Não, a Educação não perdeu valor

Nas últimas semanas, assistimos a várias vozes – entre académicos, dirigentes e professores universitários – a questionarem a relevância do ensino superior. Confesso que me espanta ouvir tal discurso, sobretudo em Portugal, um país que ainda enfrenta sérios défices de formação da sua população.

A perplexidade é maior quando são precisamente aqueles que tiveram acesso à melhor educação, que construíram carreiras brilhantes e que continuam a beneficiar de salários e prestígio graças ao conhecimento adquirido, os mesmos que agora sugerem que “já não vale a pena estudar”. É um pouco como ouvir um multimilionário afirmar que “o dinheiro não importa”. Claro que importa – não apenas pelo conforto material, mas pela segurança que proporciona em momentos críticos. O mesmo acontece com a educação: é ela que abre portas, dá opções e continua a ser, ainda hoje, a mais poderosa ferramenta de mobilidade social.
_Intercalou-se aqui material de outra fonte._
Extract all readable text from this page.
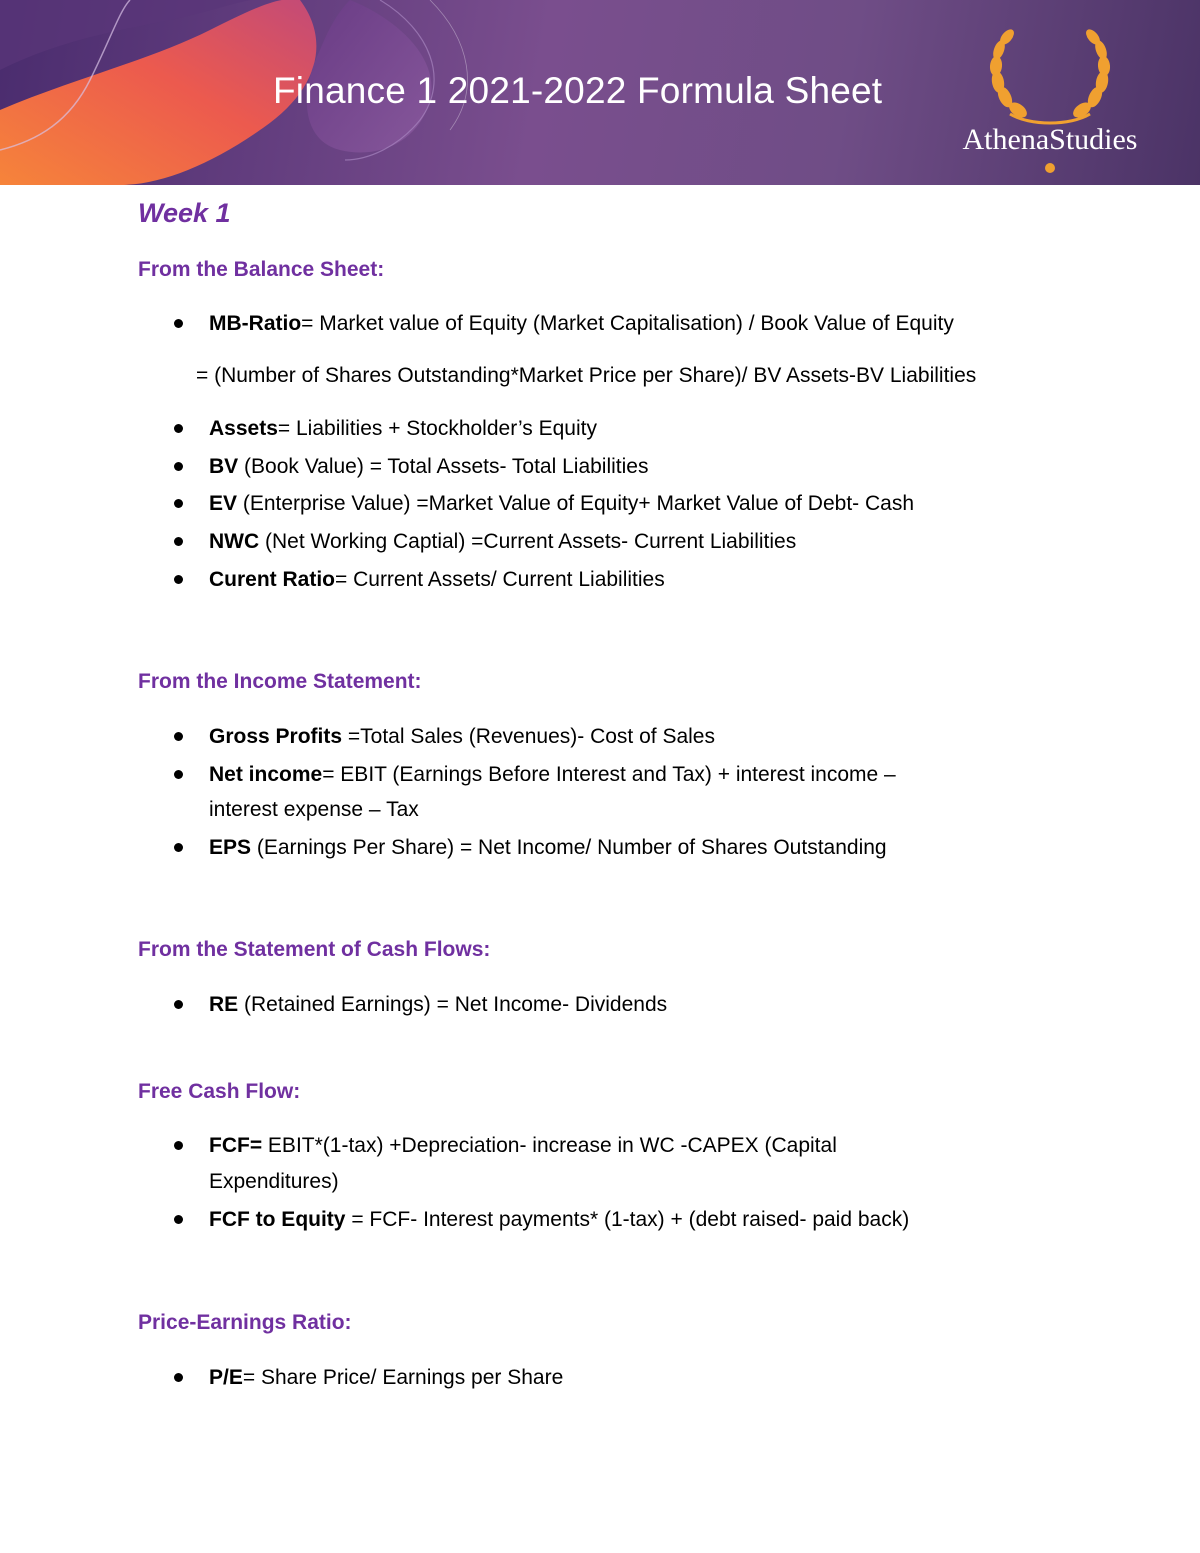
Finance 1 2021-2022 Formula Sheet
AthenaStudies
Week 1
From the Balance Sheet:
MB-Ratio= Market value of Equity (Market Capitalisation) / Book Value of Equity
= (Number of Shares Outstanding*Market Price per Share)/ BV Assets-BV Liabilities
Assets= Liabilities + Stockholder’s Equity
BV (Book Value) = Total Assets- Total Liabilities
EV (Enterprise Value) =Market Value of Equity+ Market Value of Debt- Cash
NWC (Net Working Captial) =Current Assets- Current Liabilities
Curent Ratio= Current Assets/ Current Liabilities
From the Income Statement:
Gross Profits =Total Sales (Revenues)- Cost of Sales
Net income= EBIT (Earnings Before Interest and Tax) + interest income –
interest expense – Tax
EPS (Earnings Per Share) = Net Income/ Number of Shares Outstanding
From the Statement of Cash Flows:
RE (Retained Earnings) = Net Income- Dividends
Free Cash Flow:
FCF= EBIT*(1-tax) +Depreciation- increase in WC -CAPEX (Capital
Expenditures)
FCF to Equity = FCF- Interest payments* (1-tax) + (debt raised- paid back)
Price-Earnings Ratio:
P/E= Share Price/ Earnings per Share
Como explicar então a tantos pais que sacrificaram recursos, poupanças e horas de trabalho extra para garantir que os filhos chegassem ao ensino superior que, afinal, “não vale a pena estudar”? Como justificar semelhante argumento perante famílias que veem na formação uma esperança real de ascensão social? E, mais importante ainda: quantos dos que hoje dizem que o ensino perdeu valor recomendam aos seus filhos: “vão mas é trabalhar!”?

O problema não está no valor da educação, mas na forma como formulamos a questão. Não se trata de saber se o ensino tem valor, mas de perguntar como podemos dar mais valor ao ensino. Sim, muitos métodos continuam presos a modelos antiquados. Sim, a inovação é necessária e urgente. Mas confundir a necessidade de reformar práticas pedagógicas com a ideia de que estudar perdeu relevância é uma perigosa simplificação.

Outro ponto que merece reflexão é a crescente narrativa de que Portugal deve afirmar-se como “exportador de ensino”. É uma ambição legítima, mas que precisa de ser enquadrada. A esmagadora maioria das universidades portuguesas são públicas e dependem, no todo ou em parte, do financiamento do Estado. A sua missão primeira, portanto, não pode ser a exportação, mas a contribuição decisiva para o desenvolvimento económico, social e cultural do país.

Acresce ainda uma preocupação com a prática, cada vez mais frequente, de lecionar programas exclusivamente em inglês. A internacionalização é vital e deve ser promovida, mas a exclusividade da língua inglesa levanta riscos sérios de exclusão social. Basta olhar para a realidade: quantos jovens, vindos da escola pública, com 18 anos, dominam suficientemente a língua inglesa para frequentar com sucesso um curso superior integralmente técnico e académico noutra língua que não a sua? Ao invés de abrir horizontes, esta opção pode criar barreiras adicionais para aqueles que já enfrentam obstáculos no acesso à educação.

Portugal não pode dar-se ao luxo de desvalorizar o ensino. Precisamos de formar mais e melhor. Precisamos de um ensino superior capaz de inovar, de se adaptar e de servir tanto os indivíduos como as instituições e a sociedade no seu conjunto.

Se quisermos um país mais justo e competitivo, não podemos desvalorizar o ensino – temos, isso sim, de o reinventar todos os dias.